2. The recipe for cooking chicken navels in sour cream moves on when the cooked offal has already cooled slightly (they can be doused with cold water and rinsed). The navels must be dried and cut into small pieces, about 3 parts.

3. Peel and cut the onion into half rings or cubes. You definitely can’t spoil such a dish with vegetables, so you can safely take two medium onions.

4. Wash, peel and grate the carrots. If desired, you can also use other vegetables - bell pepper, for example.

5. Pour a little oil into the frying pan and add the vegetables there. They must be fried over medium heat until soft. This process will take about 10 minutes.

6. Now you can add the navels to the vegetables and pour in about 200 milliliters of water or broth. Bring to a boil and reduce heat. Simmer for 10-15 minutes.
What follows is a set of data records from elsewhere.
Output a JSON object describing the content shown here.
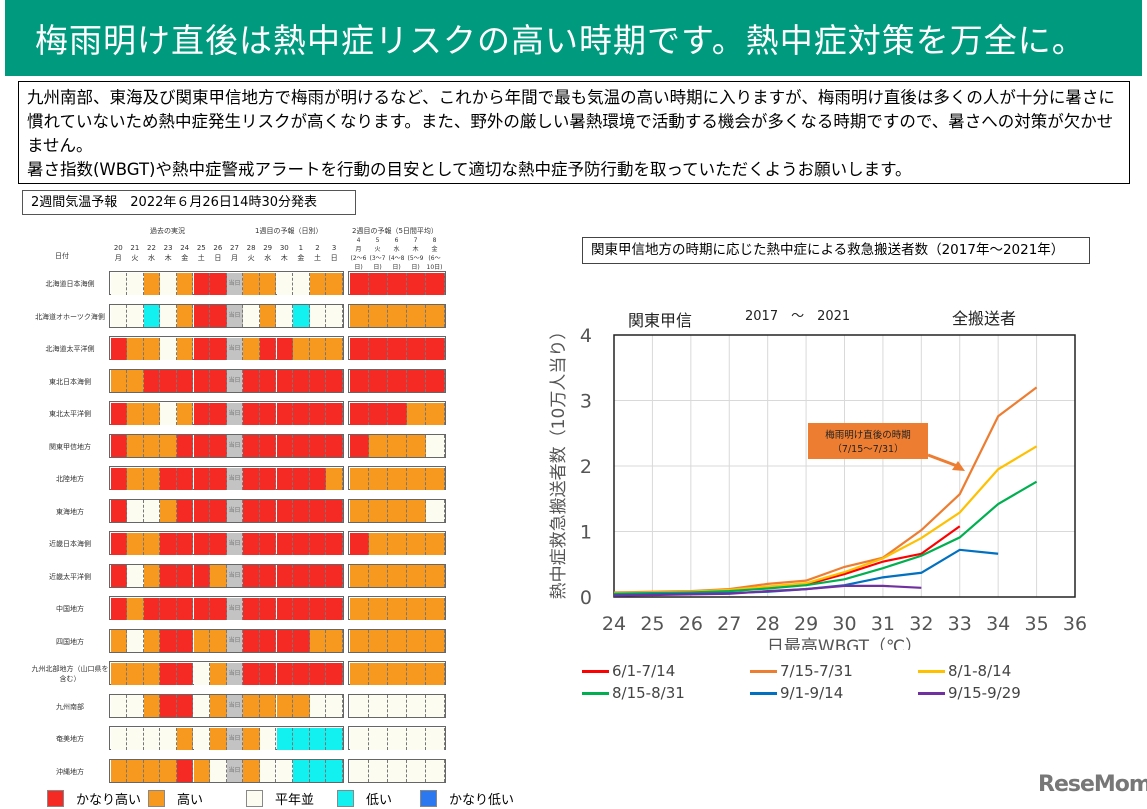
{
  "banner": {
    "title": "梅雨明け直後は熱中症リスクの高い時期です。熱中症対策を万全に。"
  },
  "intro": {
    "text": "九州南部、東海及び関東甲信地方で梅雨が明けるなど、これから年間で最も気温の高い時期に入りますが、梅雨明け直後は多くの人が十分に暑さに慣れていないため熱中症発生リスクが高くなります。また、野外の厳しい暑熱環境で活動する機会が多くなる時期ですので、暑さへの対策が欠かせません。",
    "text2": "暑さ指数(WBGT)や熱中症警戒アラートを行動の目安として適切な熱中症予防行動を取っていただくようお願いします。"
  },
  "forecast": {
    "title": "2週間気温予報　2022年６月26日14時30分発表",
    "date_label": "日付",
    "past_label": "過去の実況",
    "week1_label": "1週目の予報（日別）",
    "week2_label": "2週目の予報（5日間平均）",
    "today_label": "当日",
    "days": [
      [
        "20",
        "月"
      ],
      [
        "21",
        "火"
      ],
      [
        "22",
        "水"
      ],
      [
        "23",
        "木"
      ],
      [
        "24",
        "金"
      ],
      [
        "25",
        "土"
      ],
      [
        "26",
        "日"
      ],
      [
        "27",
        "月"
      ],
      [
        "28",
        "火"
      ],
      [
        "29",
        "水"
      ],
      [
        "30",
        "木"
      ],
      [
        "1",
        "金"
      ],
      [
        "2",
        "土"
      ],
      [
        "3",
        "日"
      ]
    ],
    "weeks": [
      [
        "4",
        "月",
        "(2〜6日)"
      ],
      [
        "5",
        "火",
        "(3〜7日)"
      ],
      [
        "6",
        "水",
        "(4〜8日)"
      ],
      [
        "7",
        "木",
        "(5〜9日)"
      ],
      [
        "8",
        "金",
        "(6〜10日)"
      ]
    ],
    "colors": {
      "R": "#f52a24",
      "O": "#f7981f",
      "W": "#fcfcf0",
      "C": "#12f0f0",
      "G": "#c3c3c3",
      "B": "#2b78f0"
    },
    "rows": [
      {
        "region": "北海道日本海側",
        "daily": "WWOWORRGOOWWOO",
        "weekly": "RRRRR"
      },
      {
        "region": "北海道オホーツク海側",
        "daily": "WWCWORRGWOWCWW",
        "weekly": "OOOOO"
      },
      {
        "region": "北海道太平洋側",
        "daily": "ROOWORRGORROOO",
        "weekly": "RRRRR"
      },
      {
        "region": "東北日本海側",
        "daily": "OORRRRRGRRRRRR",
        "weekly": "RRRRR"
      },
      {
        "region": "東北太平洋側",
        "daily": "ROOWORRGRRRRRR",
        "weekly": "RRROO"
      },
      {
        "region": "関東甲信地方",
        "daily": "ROOORRRGRRRRRR",
        "weekly": "ROOOW"
      },
      {
        "region": "北陸地方",
        "daily": "ROORRRRGRRRRRO",
        "weekly": "OOOOO"
      },
      {
        "region": "東海地方",
        "daily": "RWWORRRGRRRRRR",
        "weekly": "OOOOW"
      },
      {
        "region": "近畿日本海側",
        "daily": "ROORRRRGRRRRRR",
        "weekly": "ROOOO"
      },
      {
        "region": "近畿太平洋側",
        "daily": "RWORRROGRRRRRR",
        "weekly": "OOOOO"
      },
      {
        "region": "中国地方",
        "daily": "RORRRRRGRRRRRR",
        "weekly": "OOOOO"
      },
      {
        "region": "四国地方",
        "daily": "OWORROOGRRRROO",
        "weekly": "OOOOO"
      },
      {
        "region": "九州北部地方（山口県を含む）",
        "daily": "OOORRWOGRRRRRR",
        "weekly": "OOOOO"
      },
      {
        "region": "九州南部",
        "daily": "WWORRWOGOOOOWW",
        "weekly": "WWWWW"
      },
      {
        "region": "奄美地方",
        "daily": "WWWWOWOGOWCCCC",
        "weekly": "WWWWW"
      },
      {
        "region": "沖縄地方",
        "daily": "OOOOROWGOWWCCC",
        "weekly": "WWWWW"
      }
    ],
    "legend": [
      {
        "key": "R",
        "label": "かなり高い"
      },
      {
        "key": "O",
        "label": "高い"
      },
      {
        "key": "W",
        "label": "平年並"
      },
      {
        "key": "C",
        "label": "低い"
      },
      {
        "key": "B",
        "label": "かなり低い"
      }
    ]
  },
  "chart_box_title": "関東甲信地方の時期に応じた熱中症による救急搬送者数（2017年〜2021年）",
  "chart_data": {
    "type": "line",
    "header_region": "関東甲信",
    "header_years": "2017　～　2021",
    "header_scope": "全搬送者",
    "xlabel": "日最高WBGT（℃）",
    "ylabel": "熱中症救急搬送者数（10万人当り）",
    "xlim": [
      24,
      36
    ],
    "ylim": [
      0,
      4
    ],
    "xticks": [
      "24",
      "25",
      "26",
      "27",
      "28",
      "29",
      "30",
      "31",
      "32",
      "33",
      "34",
      "35",
      "36"
    ],
    "yticks": [
      "0",
      "1",
      "2",
      "3",
      "4"
    ],
    "grid": true,
    "legend_position": "bottom",
    "annotation": {
      "line1": "梅雨明け直後の時期",
      "line2": "（7/15〜7/31）",
      "color": "#ed7d31"
    },
    "x": [
      24,
      25,
      26,
      27,
      28,
      29,
      30,
      31,
      32,
      33,
      34,
      35
    ],
    "series": [
      {
        "name": "6/1-7/14",
        "color": "#ff0000",
        "values": [
          0.05,
          0.06,
          0.07,
          0.1,
          0.14,
          0.19,
          0.35,
          0.54,
          0.66,
          1.08,
          null,
          null
        ]
      },
      {
        "name": "7/15-7/31",
        "color": "#ed7d31",
        "values": [
          0.07,
          0.08,
          0.09,
          0.12,
          0.2,
          0.25,
          0.46,
          0.6,
          1.02,
          1.57,
          2.76,
          3.2
        ]
      },
      {
        "name": "8/1-8/14",
        "color": "#ffc000",
        "values": [
          0.06,
          0.07,
          0.08,
          0.11,
          0.16,
          0.21,
          0.38,
          0.59,
          0.9,
          1.29,
          1.95,
          2.3
        ]
      },
      {
        "name": "8/15-8/31",
        "color": "#00b050",
        "values": [
          0.05,
          0.06,
          0.07,
          0.09,
          0.13,
          0.18,
          0.27,
          0.44,
          0.63,
          0.91,
          1.42,
          1.76
        ]
      },
      {
        "name": "9/1-9/14",
        "color": "#0070c0",
        "values": [
          0.03,
          0.04,
          0.05,
          0.06,
          0.08,
          0.12,
          0.18,
          0.3,
          0.37,
          0.72,
          0.66,
          null
        ]
      },
      {
        "name": "9/15-9/29",
        "color": "#7030a0",
        "values": [
          0.02,
          0.03,
          0.04,
          0.05,
          0.09,
          0.12,
          0.17,
          0.17,
          0.14,
          null,
          null,
          null
        ]
      }
    ]
  },
  "logo": "ReseMom"
}
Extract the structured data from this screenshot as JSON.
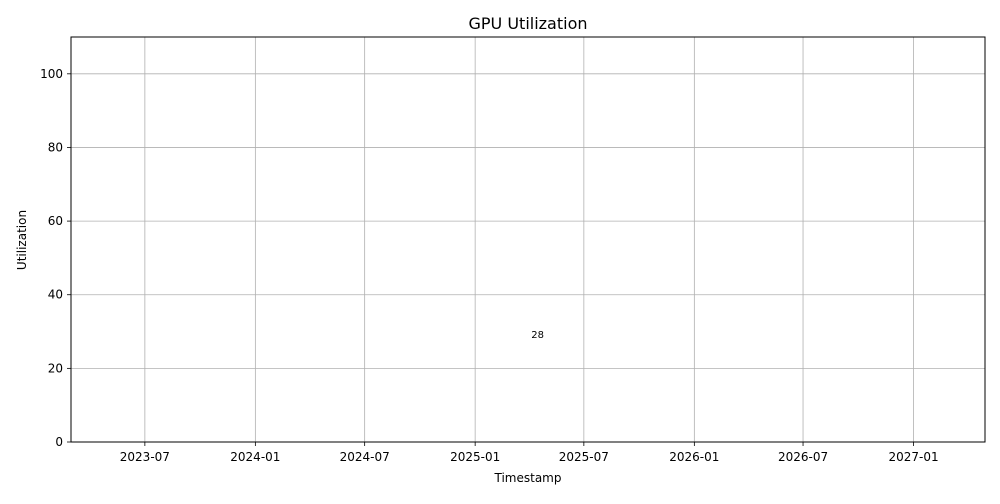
{
  "chart_data": {
    "type": "bar",
    "title": "GPU Utilization",
    "xlabel": "Timestamp",
    "ylabel": "Utilization",
    "x_axis_type": "date",
    "xlim": [
      "2023-02-28",
      "2027-04-30"
    ],
    "ylim": [
      0,
      110
    ],
    "grid": true,
    "x_ticks": [
      "2023-07",
      "2024-01",
      "2024-07",
      "2025-01",
      "2025-07",
      "2026-01",
      "2026-07",
      "2027-01"
    ],
    "y_ticks": [
      0,
      20,
      40,
      60,
      80,
      100
    ],
    "points": [
      {
        "x": "2025-04-15",
        "y": 28,
        "label": "28"
      }
    ],
    "colors": {
      "grid": "#b0b0b0",
      "axes": "#000000",
      "bar": "#1f77b4"
    }
  }
}
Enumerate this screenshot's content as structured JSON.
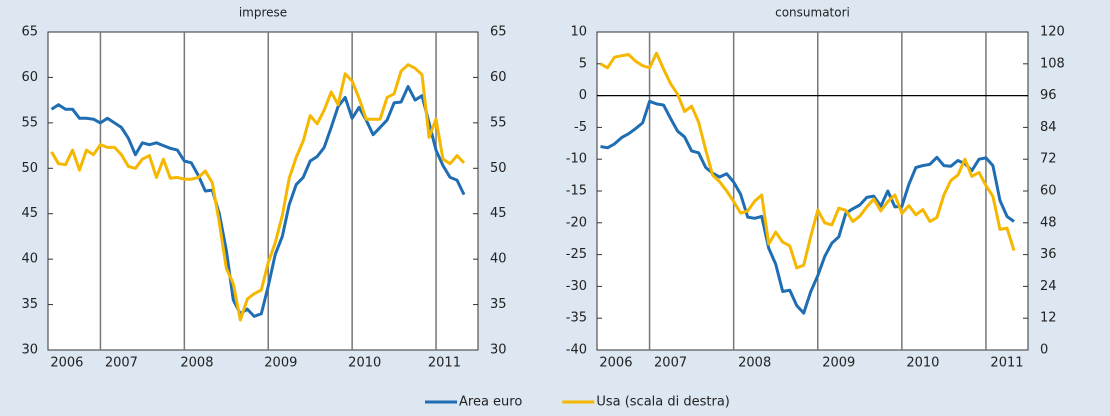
{
  "chart_data": [
    {
      "type": "line",
      "title": "imprese",
      "x": [
        2006.417,
        2006.5,
        2006.583,
        2006.667,
        2006.75,
        2006.833,
        2006.917,
        2007,
        2007.083,
        2007.167,
        2007.25,
        2007.333,
        2007.417,
        2007.5,
        2007.583,
        2007.667,
        2007.75,
        2007.833,
        2007.917,
        2008,
        2008.083,
        2008.167,
        2008.25,
        2008.333,
        2008.417,
        2008.5,
        2008.583,
        2008.667,
        2008.75,
        2008.833,
        2008.917,
        2009,
        2009.083,
        2009.167,
        2009.25,
        2009.333,
        2009.417,
        2009.5,
        2009.583,
        2009.667,
        2009.75,
        2009.833,
        2009.917,
        2010,
        2010.083,
        2010.167,
        2010.25,
        2010.333,
        2010.417,
        2010.5,
        2010.583,
        2010.667,
        2010.75,
        2010.833,
        2010.917,
        2011,
        2011.083,
        2011.167,
        2011.25,
        2011.333
      ],
      "xlim": [
        2006.375,
        2011.5
      ],
      "xticks": [
        {
          "value": 2006.6,
          "label": "2006"
        },
        {
          "value": 2007.25,
          "label": "2007"
        },
        {
          "value": 2008.15,
          "label": "2008"
        },
        {
          "value": 2009.15,
          "label": "2009"
        },
        {
          "value": 2010.15,
          "label": "2010"
        },
        {
          "value": 2011.1,
          "label": "2011"
        }
      ],
      "year_lines": [
        2007,
        2008,
        2009,
        2010,
        2011
      ],
      "ylim": [
        30,
        65
      ],
      "yticks": [
        30,
        35,
        40,
        45,
        50,
        55,
        60,
        65
      ],
      "y2lim": [
        30,
        65
      ],
      "y2ticks": [
        30,
        35,
        40,
        45,
        50,
        55,
        60,
        65
      ],
      "series": [
        {
          "name": "Area euro",
          "color": "#1f6db3",
          "values": [
            56.5,
            57,
            56.5,
            56.5,
            55.5,
            55.5,
            55.4,
            55,
            55.5,
            55,
            54.5,
            53.3,
            51.5,
            52.8,
            52.6,
            52.8,
            52.5,
            52.2,
            52,
            50.8,
            50.6,
            49.2,
            47.5,
            47.6,
            45,
            41,
            35.5,
            34,
            34.5,
            33.7,
            34,
            37,
            40.5,
            42.5,
            46,
            48.2,
            49,
            50.8,
            51.3,
            52.3,
            54.5,
            56.8,
            57.8,
            55.5,
            56.7,
            55.3,
            53.7,
            54.5,
            55.3,
            57.2,
            57.3,
            59,
            57.5,
            58,
            55,
            52,
            50.3,
            49,
            48.7,
            47.1
          ]
        },
        {
          "name": "Usa (scala di destra)",
          "color": "#f5b700",
          "axis": "y2",
          "values": [
            51.8,
            50.5,
            50.4,
            52,
            49.8,
            52,
            51.5,
            52.6,
            52.3,
            52.3,
            51.5,
            50.2,
            50,
            51,
            51.4,
            49,
            51,
            48.9,
            49,
            48.8,
            48.8,
            49,
            49.7,
            48.4,
            44,
            39,
            37.3,
            33.3,
            35.6,
            36.2,
            36.6,
            39.6,
            41.8,
            44.8,
            48.9,
            51.2,
            53,
            55.8,
            54.9,
            56.4,
            58.4,
            57,
            60.4,
            59.6,
            57.7,
            55.4,
            55.4,
            55.4,
            57.8,
            58.2,
            60.7,
            61.4,
            61,
            60.3,
            53.4,
            55.4,
            51,
            50.5,
            51.4,
            50.6
          ]
        }
      ]
    },
    {
      "type": "line",
      "title": "consumatori",
      "x": [
        2006.417,
        2006.5,
        2006.583,
        2006.667,
        2006.75,
        2006.833,
        2006.917,
        2007,
        2007.083,
        2007.167,
        2007.25,
        2007.333,
        2007.417,
        2007.5,
        2007.583,
        2007.667,
        2007.75,
        2007.833,
        2007.917,
        2008,
        2008.083,
        2008.167,
        2008.25,
        2008.333,
        2008.417,
        2008.5,
        2008.583,
        2008.667,
        2008.75,
        2008.833,
        2008.917,
        2009,
        2009.083,
        2009.167,
        2009.25,
        2009.333,
        2009.417,
        2009.5,
        2009.583,
        2009.667,
        2009.75,
        2009.833,
        2009.917,
        2010,
        2010.083,
        2010.167,
        2010.25,
        2010.333,
        2010.417,
        2010.5,
        2010.583,
        2010.667,
        2010.75,
        2010.833,
        2010.917,
        2011,
        2011.083,
        2011.167,
        2011.25,
        2011.333
      ],
      "xlim": [
        2006.375,
        2011.5
      ],
      "xticks": [
        {
          "value": 2006.6,
          "label": "2006"
        },
        {
          "value": 2007.25,
          "label": "2007"
        },
        {
          "value": 2008.25,
          "label": "2008"
        },
        {
          "value": 2009.25,
          "label": "2009"
        },
        {
          "value": 2010.25,
          "label": "2010"
        },
        {
          "value": 2011.25,
          "label": "2011"
        }
      ],
      "year_lines": [
        2007,
        2008,
        2009,
        2010,
        2011
      ],
      "ylim": [
        -40,
        10
      ],
      "yticks": [
        -40,
        -35,
        -30,
        -25,
        -20,
        -15,
        -10,
        -5,
        0,
        5,
        10
      ],
      "y2lim": [
        0,
        120
      ],
      "y2ticks": [
        0,
        12,
        24,
        36,
        48,
        60,
        72,
        84,
        96,
        108,
        120
      ],
      "zero_line": true,
      "series": [
        {
          "color": "#1f6db3",
          "values": [
            -8,
            -8.2,
            -7.6,
            -6.6,
            -6,
            -5.2,
            -4.3,
            -0.9,
            -1.3,
            -1.5,
            -3.6,
            -5.6,
            -6.5,
            -8.7,
            -9,
            -11.3,
            -12.2,
            -12.8,
            -12.3,
            -13.6,
            -15.5,
            -19.1,
            -19.3,
            -19,
            -24,
            -26.5,
            -30.8,
            -30.6,
            -33,
            -34.2,
            -30.8,
            -28.3,
            -25.3,
            -23.2,
            -22.2,
            -18.5,
            -17.8,
            -17.2,
            -16,
            -15.8,
            -17.4,
            -15,
            -17.5,
            -17.4,
            -14,
            -11.3,
            -11,
            -10.8,
            -9.7,
            -11,
            -11.1,
            -10.2,
            -10.7,
            -11.8,
            -10,
            -9.8,
            -11,
            -16.5,
            -19,
            -19.8
          ]
        },
        {
          "color": "#f5b700",
          "axis": "y2",
          "values": [
            108,
            106.5,
            110.5,
            111,
            111.5,
            109,
            107.3,
            106.5,
            112,
            106,
            100.5,
            96.5,
            90,
            92,
            86,
            75.5,
            66,
            63.5,
            60,
            56,
            51.7,
            52.5,
            56.2,
            58.5,
            40,
            44.5,
            40.7,
            39.3,
            31,
            32,
            43,
            52.8,
            48,
            47.2,
            53.5,
            52.7,
            48.5,
            50.5,
            54,
            57,
            52.5,
            56,
            58.5,
            51.5,
            54.5,
            51,
            53,
            48.5,
            50,
            58.5,
            64,
            66,
            72,
            65.5,
            67,
            62,
            58,
            45.5,
            46,
            37.5
          ]
        }
      ]
    }
  ]
}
7. At the last stage, you can salt and pepper the dish to taste. Place sour cream and a little tomato sauce in the pan for color (can be replaced with 1 spoon of tomato paste). Add bay leaf, allspice and other seasonings as desired. Under a closed lid, simmer chicken navels in sour cream at home for about 20 minutes. Then you can taste the offal and, if necessary, leave it to simmer for another 15-20 minutes.

povar.ru

Chicken navels in sour cream

Prepare the necessary ingredients

If you follow the recipe exactly, you can end up with a dish that tastes no different from meat stew. The acids in sour cream change the texture of the chicken so much and make the hard, crispy gizzards much softer. But there is no need to get ahead of yourself. First we prepare all the necessary ingredients, these are:

Ingredients

  • 600 g chicken navels
  • 2-3 sprigs of dill and parsley (from each)
  • 1 PC. Luke
  • 300 g sour cream
  • 50 g hard cheese
  • 1 clove of garlic
  • pepper and salt

This amount of ingredients will be sufficient to make 4 generous servings of the dish. Most of the ingredients should be present in every housewife's home. If something is missing, run to the store and come back to study the step-by-step implementation of the recipe.

Step by step preparing chicken navels

Delicious chicken gizzards are prepared as follows:

  1. First of all, all small navels must be thoroughly rinsed under the tap and cleared of film. If this is not done, they will taste bitter when ready-made. It is much easier to remove the top film after washing if you first place the stomachs in boiling water for 3–5 minutes.
  2. Each navel is cut horizontally along its length into 2 pieces (cut with a knife only once). The large pieces left look more like meat.
  3. The frying pan is poured with sunflower oil and placed on low heat. When the oil is well heated, all the navels are thrown into the frying pan. Here they will simmer for about 15 minutes, stirring the navels from time to time so that they do not burn and fry evenly.
  4. While the main ingredient is frying, cut the onion into a quarter of a ring, after about 5 minutes. After the gizzards start frying, add them to the frying pan. Immediately salt and pepper it all.
  5. The onion is softened, and we begin to chop all the other ingredients. Finely chop the greens and garlic, grate the cheese on a fine grater.
  6. 15 minutes should have passed here already. time after the start of frying the navels. We taste them, it should already be tasty, but the chicken has apparently already become softer. If this is the case, add all the crushed ingredients to the frying pan and pour sour cream over them.
  7. Now the dish needs to be stirred all the time and simmered over low heat until the sour cream begins to boil, which will take another 10–12 minutes.

After this time, the chicken navels in sour cream are ready. Anything will suit our delicacy as a side dish, be it potato fillet, rice, buckwheat or a stew of stewed vegetables. Although eating our stomachs with sourness is no less tasty, simply eating them with bread. An important point: when purchasing navels, make sure that their sales period does not exceed 2 days. Fresh ventricles are always monochromatic, without admixtures of uncharacteristic colors or mucus. Before purchasing, it is better to look at photos of the “correct” stomachs, so as not to endanger your family.